How to grow garlic?
This was found on http://www.telegraph.co.uk. Let us see how we can grow garlic, which one of the most popular ingredients in several food items. If you eat food items with garlic, then you might want to grow them in your garden. It is extremely simple to do and you can will find the given below ideas useful. Garlic is easy to grow but needs a period of low temperatures for plants to bulb up. Planting in autumn (October-November) or early spring provides the necessary chilling period. Choose an open sunny site and well-drained soil or grow in raised beds. Garlic does well on soils manured for a previous crop. Otherwise, add a couple of buckets of manure per sq yd.

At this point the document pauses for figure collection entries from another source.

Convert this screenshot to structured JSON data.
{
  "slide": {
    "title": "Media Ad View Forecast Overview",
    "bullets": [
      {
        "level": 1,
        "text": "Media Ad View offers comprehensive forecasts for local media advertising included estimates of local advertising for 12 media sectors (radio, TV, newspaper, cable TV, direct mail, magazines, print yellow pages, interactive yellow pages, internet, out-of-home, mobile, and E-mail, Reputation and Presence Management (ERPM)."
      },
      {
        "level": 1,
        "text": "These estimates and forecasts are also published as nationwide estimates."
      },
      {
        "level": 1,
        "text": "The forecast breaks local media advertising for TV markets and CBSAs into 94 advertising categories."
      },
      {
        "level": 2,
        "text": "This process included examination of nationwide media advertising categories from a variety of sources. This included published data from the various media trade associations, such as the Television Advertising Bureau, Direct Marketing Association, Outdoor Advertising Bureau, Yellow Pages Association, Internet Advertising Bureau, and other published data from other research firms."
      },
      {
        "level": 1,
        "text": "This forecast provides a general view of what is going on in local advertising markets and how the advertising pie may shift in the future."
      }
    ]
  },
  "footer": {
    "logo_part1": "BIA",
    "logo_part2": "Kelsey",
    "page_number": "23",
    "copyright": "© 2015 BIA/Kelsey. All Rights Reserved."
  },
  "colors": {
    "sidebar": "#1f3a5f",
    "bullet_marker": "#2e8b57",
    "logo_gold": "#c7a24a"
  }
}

Apply a general fertiliser, such as Growmore, at planting time at 2oz per sq yd (50g per sq m) followed by a light dressing of 1oz sq yd (25g sq m) of sulphate of potash in February. Break up the bulb into individual cloves, selecting the largest for planting and using the remainder in the kitchen. Plant an inch deep (slightly deeper on light soils), 6in (15cm) apart with 1ft (30cm) between rows. On heavy, wet soils, start off garlic in module or cell trays in autumn, overwinter them in a cold frame and plant out in spring. Keep garlic weed-free for good yields. In spring, during dry spells, water every 14 days. To reduce fungal diseases water the ground and not the foliage. As foliage yellows in summer, stop watering. Harvest autumn-planted garlic in early summer and spring-planted from mid-summer. Don’t leave them too long in the ground or bulbs will open up, which reduces storage quality. Dry bulbs in the sun or greenhouse or a well-ventilated shed for two to four weeks. Garlic suffers from similar pests and diseases to onions. The most common problem is rust, which can cover foliage in orange pustules. To avoid this you will want to plant into fresh ground each year.